Lepke, S., Becker, A., & Passow, H. (1992). Mediation of inorganic anion transport by the hydrophobic domain of mouse erythroid band 3 protein expressed in oocytes of Xenopus laevis. Biochimica et Biophysica Acta-Biomembranes, 1106(1), 13-16. doi:10.1016/0005-2736(92)90215-8.


Cite as: http://hdl.handle.net/21.11116/0000-0007-CD48-2
Abstract
A cDNA clone of the mouse erythroid band 3 protein encoding the 556 amino acid residues of the hydrophobic domain from Thr-374 to the C-terminal Val-929 is shown by immunoprecipitation to be expressed in Xenopus oocytes. Measurements of 36Cl- efflux indicate that the translation product mediates Cl- transport, which is inhibitable reversibly by DNDS or H2DIDS, specific inhibitors of band 3-mediated transport.
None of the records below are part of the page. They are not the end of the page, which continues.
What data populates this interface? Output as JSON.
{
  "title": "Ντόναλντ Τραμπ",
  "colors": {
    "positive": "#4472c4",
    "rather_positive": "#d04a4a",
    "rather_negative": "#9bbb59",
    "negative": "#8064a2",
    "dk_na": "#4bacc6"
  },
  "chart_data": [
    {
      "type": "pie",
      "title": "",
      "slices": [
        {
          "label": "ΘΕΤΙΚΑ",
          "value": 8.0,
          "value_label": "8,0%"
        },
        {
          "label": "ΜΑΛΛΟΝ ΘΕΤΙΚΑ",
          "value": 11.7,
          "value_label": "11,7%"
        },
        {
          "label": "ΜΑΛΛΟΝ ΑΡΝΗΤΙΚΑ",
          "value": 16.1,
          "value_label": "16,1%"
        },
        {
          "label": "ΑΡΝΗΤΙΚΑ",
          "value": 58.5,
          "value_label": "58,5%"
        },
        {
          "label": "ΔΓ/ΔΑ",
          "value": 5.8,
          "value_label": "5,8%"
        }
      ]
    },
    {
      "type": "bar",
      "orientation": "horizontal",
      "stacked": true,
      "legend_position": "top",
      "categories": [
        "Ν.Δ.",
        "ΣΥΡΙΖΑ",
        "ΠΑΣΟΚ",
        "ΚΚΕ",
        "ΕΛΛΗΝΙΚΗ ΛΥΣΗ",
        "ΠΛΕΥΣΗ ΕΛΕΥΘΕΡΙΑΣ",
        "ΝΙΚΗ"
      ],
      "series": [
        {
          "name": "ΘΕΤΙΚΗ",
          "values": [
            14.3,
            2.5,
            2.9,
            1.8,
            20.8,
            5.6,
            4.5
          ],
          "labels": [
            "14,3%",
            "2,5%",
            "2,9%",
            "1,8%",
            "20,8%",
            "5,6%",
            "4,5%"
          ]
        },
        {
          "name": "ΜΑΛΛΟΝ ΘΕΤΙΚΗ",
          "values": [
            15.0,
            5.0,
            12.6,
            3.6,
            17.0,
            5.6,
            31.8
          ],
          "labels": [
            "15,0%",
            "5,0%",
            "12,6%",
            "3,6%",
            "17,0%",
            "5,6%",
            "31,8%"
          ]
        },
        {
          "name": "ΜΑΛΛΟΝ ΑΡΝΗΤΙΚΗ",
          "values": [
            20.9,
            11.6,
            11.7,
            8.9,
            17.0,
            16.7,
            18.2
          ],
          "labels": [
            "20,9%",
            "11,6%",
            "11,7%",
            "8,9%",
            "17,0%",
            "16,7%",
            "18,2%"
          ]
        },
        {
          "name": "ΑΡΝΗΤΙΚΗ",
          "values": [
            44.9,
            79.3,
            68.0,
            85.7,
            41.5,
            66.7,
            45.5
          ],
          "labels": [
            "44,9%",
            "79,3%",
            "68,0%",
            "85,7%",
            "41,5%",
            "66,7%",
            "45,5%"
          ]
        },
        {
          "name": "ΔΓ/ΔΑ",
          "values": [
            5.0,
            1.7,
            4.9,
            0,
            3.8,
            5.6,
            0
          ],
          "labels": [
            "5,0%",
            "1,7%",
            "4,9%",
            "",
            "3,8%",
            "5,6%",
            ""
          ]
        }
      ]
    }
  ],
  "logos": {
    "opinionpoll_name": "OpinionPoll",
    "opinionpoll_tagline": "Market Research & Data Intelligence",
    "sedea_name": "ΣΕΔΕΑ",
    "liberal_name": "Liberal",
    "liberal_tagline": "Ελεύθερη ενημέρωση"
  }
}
The apparent KI values are 3.6 microM and 0.094 microM, respectively, and hence similar to those found in the wild type band 3-mediated anion transport. The rapid reversible inhibition by H2DIDS slowly changes to irreversible inhibition. The rate of change increases with increasing pH, again similar as to the wild-type band 3. It is concluded that the hydrophobic domain of band 3 is capable of executing anion transport essentially similar to the full-length band 3, although minor differences with respect to transport and inhibition kinetics cannot be ruled out.